Je kunt ook de draadloze functie van sommige projectoren gebruiken (BenQ bijvoorbeeld). Via een draadloze netwerkfunctionaliteit worden de beelden naar de projector gestuurd in volle resolutie (meestal 1024x768). Omdat de beelden telkens als geheel over een draadloze netwerkverbinding worden verstuurd kunnen snelle animaties natuurlijk niet worden weergegeven.

----------


## henk de grooth

graag wil ik wat meer weten over timecode
om verschillende machines samen te laten werken
gelijk in opnamen of weergave of spoelen
of om Audio en video te hangen
kan iemand mij aan informatie helpen
met dank

----------


## axs

> graag wil ik wat meer weten over timecode
> om verschillende machines samen te laten werken
> gelijk in opnamen of weergave of spoelen
> of om Audio en video te hangen
> kan iemand mij aan informatie helpen
> met dank



Even zoeken op showcontrol.
Heb er enkele topics aan gewijdt..

Grtz

----------


## Mobile-Tom

Panasonic PT-LB50NTE is naar mijn ervaringen ermee een perfecte draadloze beamer. Het gaat gewoon via een Draadloos netwerk, dus het is alleen kwestie van een draadlozekaart in je laptop / pc. Software installen / verdere instellingen doen. en klaar is Beamer.

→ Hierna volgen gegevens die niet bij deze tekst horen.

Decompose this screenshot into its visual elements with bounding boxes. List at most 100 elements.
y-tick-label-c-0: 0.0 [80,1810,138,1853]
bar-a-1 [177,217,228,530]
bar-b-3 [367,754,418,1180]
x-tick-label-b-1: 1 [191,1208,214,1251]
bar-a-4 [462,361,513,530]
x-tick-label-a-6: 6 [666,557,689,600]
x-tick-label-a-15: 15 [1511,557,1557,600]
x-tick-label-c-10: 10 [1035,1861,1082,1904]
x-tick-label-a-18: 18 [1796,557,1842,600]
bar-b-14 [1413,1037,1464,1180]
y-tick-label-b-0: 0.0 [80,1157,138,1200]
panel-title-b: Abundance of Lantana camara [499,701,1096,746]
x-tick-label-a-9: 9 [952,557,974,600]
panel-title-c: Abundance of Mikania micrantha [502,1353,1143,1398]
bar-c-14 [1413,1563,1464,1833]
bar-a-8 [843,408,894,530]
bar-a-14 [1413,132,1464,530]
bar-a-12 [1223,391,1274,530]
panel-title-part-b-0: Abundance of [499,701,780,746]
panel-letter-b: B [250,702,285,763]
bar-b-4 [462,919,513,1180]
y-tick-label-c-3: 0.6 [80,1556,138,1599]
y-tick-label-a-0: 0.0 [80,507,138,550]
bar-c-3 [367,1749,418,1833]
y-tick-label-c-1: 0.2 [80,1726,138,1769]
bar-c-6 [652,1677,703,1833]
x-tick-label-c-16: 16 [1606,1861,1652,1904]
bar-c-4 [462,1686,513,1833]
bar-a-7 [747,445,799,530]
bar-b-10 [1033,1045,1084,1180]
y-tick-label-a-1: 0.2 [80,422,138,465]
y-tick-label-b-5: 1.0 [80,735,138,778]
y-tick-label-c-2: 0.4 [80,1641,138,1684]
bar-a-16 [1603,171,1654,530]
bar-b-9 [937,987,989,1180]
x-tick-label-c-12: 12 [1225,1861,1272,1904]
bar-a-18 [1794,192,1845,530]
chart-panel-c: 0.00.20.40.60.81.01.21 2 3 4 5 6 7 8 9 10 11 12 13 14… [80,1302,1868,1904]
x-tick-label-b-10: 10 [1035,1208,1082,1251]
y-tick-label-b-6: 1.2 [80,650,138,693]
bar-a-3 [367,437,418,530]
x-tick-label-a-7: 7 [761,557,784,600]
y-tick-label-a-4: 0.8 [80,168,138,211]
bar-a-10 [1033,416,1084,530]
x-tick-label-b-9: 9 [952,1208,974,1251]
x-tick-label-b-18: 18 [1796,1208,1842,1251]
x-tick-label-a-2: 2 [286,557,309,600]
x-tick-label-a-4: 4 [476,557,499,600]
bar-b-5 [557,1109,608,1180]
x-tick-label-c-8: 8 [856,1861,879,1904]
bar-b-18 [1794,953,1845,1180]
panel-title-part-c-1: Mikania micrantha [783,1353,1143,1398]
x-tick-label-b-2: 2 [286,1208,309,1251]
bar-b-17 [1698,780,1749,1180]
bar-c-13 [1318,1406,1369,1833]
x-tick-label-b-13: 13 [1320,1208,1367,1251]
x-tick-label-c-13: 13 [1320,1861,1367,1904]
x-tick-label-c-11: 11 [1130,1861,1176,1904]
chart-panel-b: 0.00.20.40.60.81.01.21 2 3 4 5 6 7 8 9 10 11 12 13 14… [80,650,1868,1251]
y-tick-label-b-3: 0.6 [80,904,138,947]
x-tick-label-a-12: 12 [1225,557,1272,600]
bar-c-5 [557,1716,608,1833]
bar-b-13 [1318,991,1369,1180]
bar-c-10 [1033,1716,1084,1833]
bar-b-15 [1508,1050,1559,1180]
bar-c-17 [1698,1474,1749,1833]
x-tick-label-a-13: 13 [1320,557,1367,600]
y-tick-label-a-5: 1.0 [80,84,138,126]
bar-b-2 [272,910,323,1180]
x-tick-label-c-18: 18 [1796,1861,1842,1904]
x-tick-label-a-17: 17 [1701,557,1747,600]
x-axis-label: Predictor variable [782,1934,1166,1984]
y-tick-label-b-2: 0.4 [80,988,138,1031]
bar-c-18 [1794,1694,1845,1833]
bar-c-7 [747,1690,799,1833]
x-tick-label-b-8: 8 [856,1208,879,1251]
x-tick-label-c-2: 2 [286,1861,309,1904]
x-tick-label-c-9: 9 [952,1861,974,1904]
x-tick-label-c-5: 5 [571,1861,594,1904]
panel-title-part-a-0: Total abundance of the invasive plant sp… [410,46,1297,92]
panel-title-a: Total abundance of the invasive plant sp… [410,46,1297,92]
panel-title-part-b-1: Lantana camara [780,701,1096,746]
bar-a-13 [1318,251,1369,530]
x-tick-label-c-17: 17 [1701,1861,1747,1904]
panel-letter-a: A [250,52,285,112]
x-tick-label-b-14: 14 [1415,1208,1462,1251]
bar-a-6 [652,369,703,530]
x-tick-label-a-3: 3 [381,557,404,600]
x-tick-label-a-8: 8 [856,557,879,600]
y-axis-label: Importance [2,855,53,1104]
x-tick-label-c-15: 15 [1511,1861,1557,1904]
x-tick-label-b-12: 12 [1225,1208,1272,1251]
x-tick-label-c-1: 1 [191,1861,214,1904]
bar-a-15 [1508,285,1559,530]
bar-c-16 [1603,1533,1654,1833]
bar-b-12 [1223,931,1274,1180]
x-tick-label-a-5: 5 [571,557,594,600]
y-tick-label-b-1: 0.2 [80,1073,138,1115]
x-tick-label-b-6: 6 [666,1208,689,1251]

Echter weet ik nog niet helemaal wat het maximale afstand tussen de beamer & laptop mag zijn. de grootste afstand die ik ook ervoor heb gebruikt is 10m. 

Foto van de Beamer:
 Panasonic PT-LB50NTE

Grtn Tom

----------


## AH

Heb inmiddels deze oplossing gevonden, 
"Acer WP100 wireless gateway"
Iemand ervaring mee?

----------